Kathy: Did you have a specific inspiration for your series?

PP: As I have mentioned, an editor asked me to write a historical mystery. That means I stared with a blank slate, but research into what life was like for women in the Victorian era inspired me to create Alexandra, her village, her friends, and, of course, her marvelous dog, Zack.

Kathy: What made you decide to publish your work?

PP: I knew from a very young age that I wanted to be a published writer. I don’t think I ever made a conscious decision. I just always knew.

Kathy: If you could have a dinner party and invite four authors, living or dead, in any genre, whom would you invite?

PP:Margaret Attwood, Pat Conroy, Agatha Christie, and William Shakespeare.

Kathy: What are you currently reading?

PP: Perfect Match by Jodi Picoult

Kathy: Will you share any of your hobbies or interests with us?

PP: Aside from reading, which I’ve already confessed, I love playing the piano and taking Spanish classes. I also love to travel to exotic places. I just returned from the Amazon in Peru and will leave in May for South Africa. Before Peru, I tracked gorillas in Uganda.

Kathy: Name four items you always have in your fridge or pantry.

PP: I always have the staples: one-percent milk, real butter, eggs, and wine.

Kathy: Do you have plans for future books in your current series or a new series?

PP: I hope to write several more books in the Gladstone series. I would love to take her to Uganda in the next one. As for a new series, I have just finished the first book in a series set in modern-day Santa Fe featuring a woman who owns a consignment high-end clothing store. I don’t have a pub date yet, but I already have a contract for a second one.

Kathy: What’s your favorite thing about being an author?

PP: At the risk of sounding like a boring nerd, I have to say my favorite part is the research.



The Second Alexandra Gladstone Mystery

Something's going on in Newton-upon-Sea. A Freemason is found dead inside the Masonic Lodge of the Ninth Daughter and a Templar Knight is seen riding through the village. While the enigmatic Constable Snow considers the death to be a heart attack as there are no obvious wounds, the Grand Master of the lodge believes it to be murder and calls upon Dr. Alexandra Gladstone. Before Alexandra can even consider investigating the matter the Grand Master himself is found dead. Even though she is a doctor with all the necessary training and talent, Dr. Gladstone is not allowed to perform autopsies-it just wouldn't be proper for a woman to see an unclothed man, even for this purpose. However, biased townspeople and discriminatory laws won't stop this Victorian doctor and her friends.
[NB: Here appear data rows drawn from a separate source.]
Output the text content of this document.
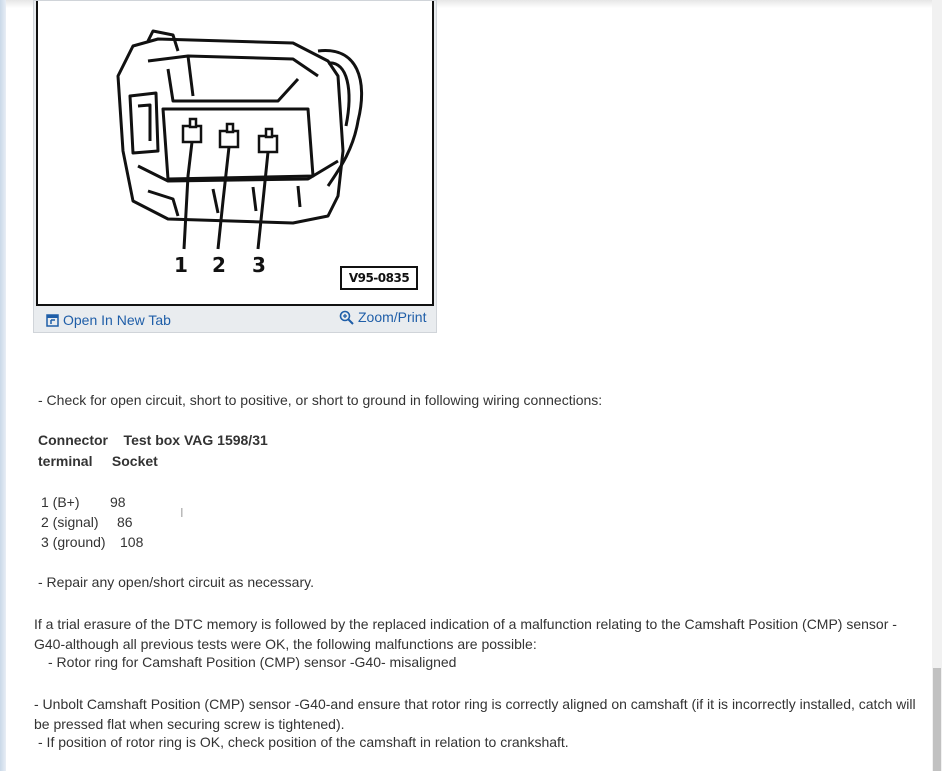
1 2 3
V95-0835
Open In New Tab	Zoom/Print
- Check for open circuit, short to positive, or short to ground in following wiring connections:
Connector    Test box VAG 1598/31
terminal     Socket
1 (B+) 98
2 (signal) 86
3 (ground) 108
I
- Repair any open/short circuit as necessary.
If a trial erasure of the DTC memory is followed by the replaced indication of a malfunction relating to the Camshaft Position (CMP) sensor -G40-although all previous tests were OK, the following malfunctions are possible:
- Rotor ring for Camshaft Position (CMP) sensor -G40- misaligned
- Unbolt Camshaft Position (CMP) sensor -G40-and ensure that rotor ring is correctly aligned on camshaft (if it is incorrectly installed, catch will be pressed flat when securing screw is tightened).
- If position of rotor ring is OK, check position of the camshaft in relation to crankshaft.
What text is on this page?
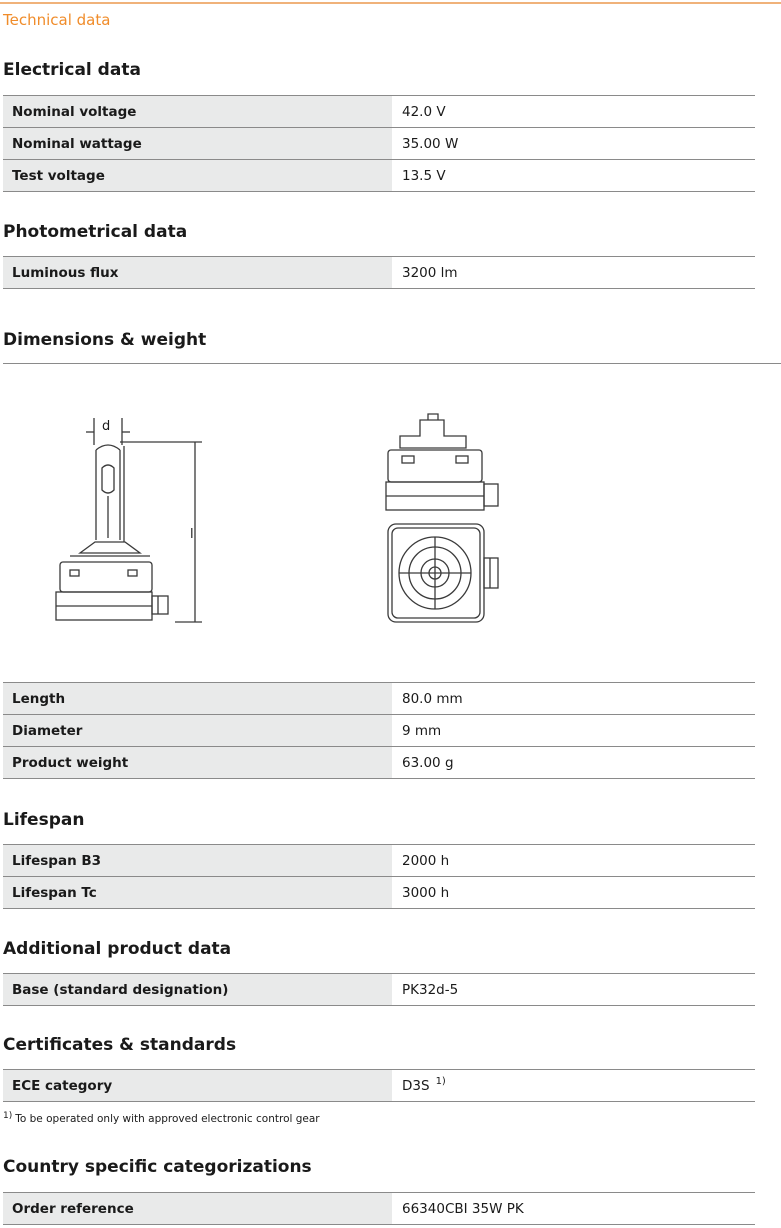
Technical data
Electrical data
Nominal voltage	42.0 V
Nominal wattage	35.00 W
Test voltage	13.5 V
Photometrical data
Luminous flux	3200 lm
Dimensions & weight
d
l
Length	80.0 mm
Diameter	9 mm
Product weight	63.00 g
Lifespan
Lifespan B3	2000 h
Lifespan Tc	3000 h
Additional product data
Base (standard designation)	PK32d-5
Certificates & standards
ECE category	D3S $^{1)}$
1) To be operated only with approved electronic control gear
Country specific categorizations
Order reference	66340CBI 35W PK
With her housekeeper/nurse Nancy, the two lads she has taken in to work for her, her faithful dog, Zeke, and the dashing Lord Dunsford to help, Dr. Alexandra Gladstone will search for answers despite the risks.
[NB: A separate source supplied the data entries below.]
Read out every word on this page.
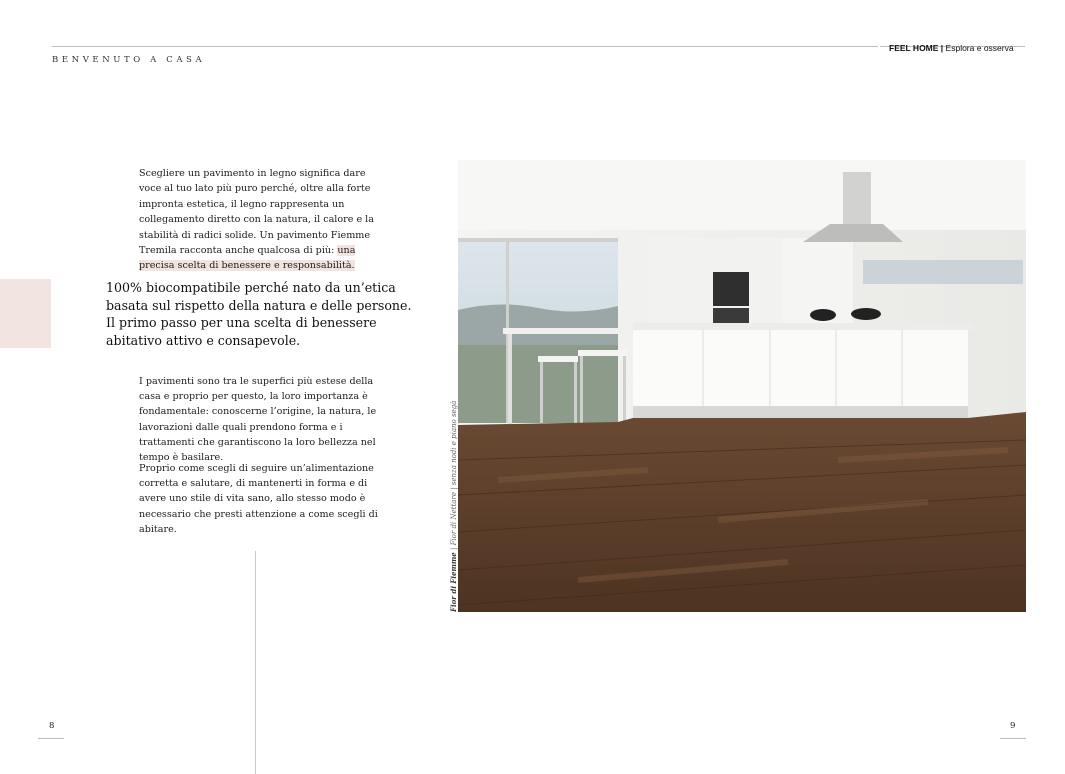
BENVENUTO A CASA
FEEL HOME | Esplora e osserva
Scegliere un pavimento in legno significa dare voce al tuo lato più puro perché, oltre alla forte impronta estetica, il legno rappresenta un collegamento diretto con la natura, il calore e la stabilità di radici solide. Un pavimento Fiemme Tremila racconta anche qualcosa di più: una precisa scelta di benessere e responsabilità.
100% biocompatibile perché nato da un’etica basata sul rispetto della natura e delle persone.
Il primo passo per una scelta di benessere abitativo attivo e consapevole.
I pavimenti sono tra le superfici più estese della casa e proprio per questo, la loro importanza è fondamentale: conoscerne l’origine, la natura, le lavorazioni dalle quali prendono forma e i trattamenti che garantiscono la loro bellezza nel tempo è basilare.
Proprio come scegli di seguire un’alimentazione corretta e salutare, di mantenerti in forma e di avere uno stile di vita sano, allo stesso modo è necessario che presti attenzione a come scegli di abitare.
Fior di Fiemme | Fior di Nettare | senza nodi e piano segà
8	9
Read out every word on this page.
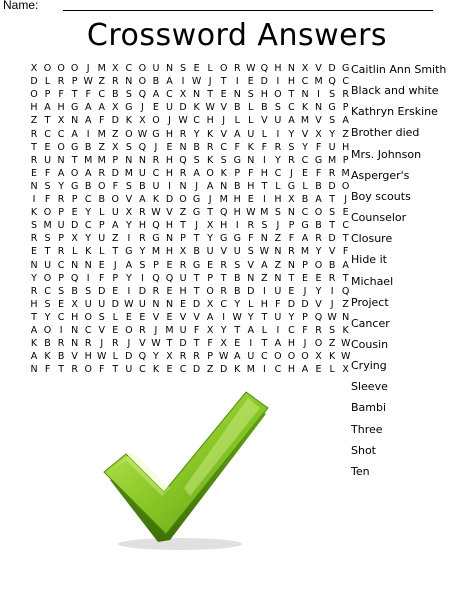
Name:
Crossword Answers
X O O O J M X C O U N S E L O R W Q H N X V D G
D L R P W Z R N O B A I W J T I E D I H C M Q C
O P F T F C B S Q A C X N T E N S H O T N I S R
H A H G A A X G J E U D K W V B L B S C K N G P
Z T X N A F D K X O J W C H J	L L V U A M V S A
R C C A I M Z O W G H R Y K V A U L	I Y V X Y Z
T E O G B Z X S Q J E N B R C F K F R S Y F U H
R U N T M M P N N R H Q S K S G N I Y R C G M P
E F A O A R D M U C H R A O K P F H C J E F R M
N S Y G B O F S B U I N J A N B H T L G L B D O
I F R P C B O V A K D O G J M H E I H X B A T J
K O P E Y L U X R W V Z G T Q H W M S N C O S E
S M U D C P A Y H Q H T J X H I R S J P G B T C
R S P X Y U Z I R G N P T Y G G F N Z F A R D T
E T R L K L T G Y M H X B U V U S W N R M Y V F
N U C N N E J A S P E R G E R S V A Z N P O B A
Y O P Q I F P Y I Q Q U T P T B N Z N T E E R T
R C S B S D E I D R E H T O R B D I U E J Y I Q
H S E X U U D W U N N E D X C Y L H F D D V J Z
T Y C H O S L E E V E V V A I W Y T U Y P Q W N
A O I N C V E O R J M U F X Y T A L	I C F R S K
K B R N R J R J V W T D T F X E I T A H J O Z W
A K B V H W L D Q Y X R R P W A U C O O O X K W
N F T R O F T U C K E C D Z D K M I C H A E L X
Caitlin Ann Smith
Black and white
Kathryn Erskine
Brother died
Mrs. Johnson
Asperger's
Boy scouts
Counselor
Closure
Hide it
Michael
Project
Cancer
Cousin
Crying
Sleeve
Bambi
Three
Shot
Ten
FOR DEAD MEN ONLY looks at both class and gender while delivering an interesting mystery. Alexandra Gladstone is a doctor, an uncommon profession for a woman in the Victorian age. Yet although she has the skill and knowledge the fact that she's a woman prevents her from performing some rudimentary tasks; performing an autopsy on a man, for example or even being called a physician. Some townspeople don't view her as a doctor at all and get up in arms when they think she is overstepping her bounds. Gender isn't the only discriminating issue at work here. The class system is keeping romance slightly at bay. Lord Dunsford is a friend to Alexandra and, whether consciously or not, both have romantic feelings for each other. Yet Alexandra is even more aware of their class distinction and the impossibility of a relationship between them. Though I, and I'm sure most readers, are rooting for them as a couple.A constant in this book, however, is loyalty. Nancy, Lord Dunsforth, Artie, Rob, and Zeke prove their loyalty time and again, creating a family, even without blood.

Paul's vivid descriptions capture English village life in the late 19th century and readers are transported to Alexandra Gladstone's world. FOR DEAD MEN ONLY provides a mystery which calls upon ancient lore and modern Freemasons creating an atmosphere of suspense. A historical mystery which is able to resonate with modern readers, FOR DEAD MEN ONLY takes us back in time with meaning for today.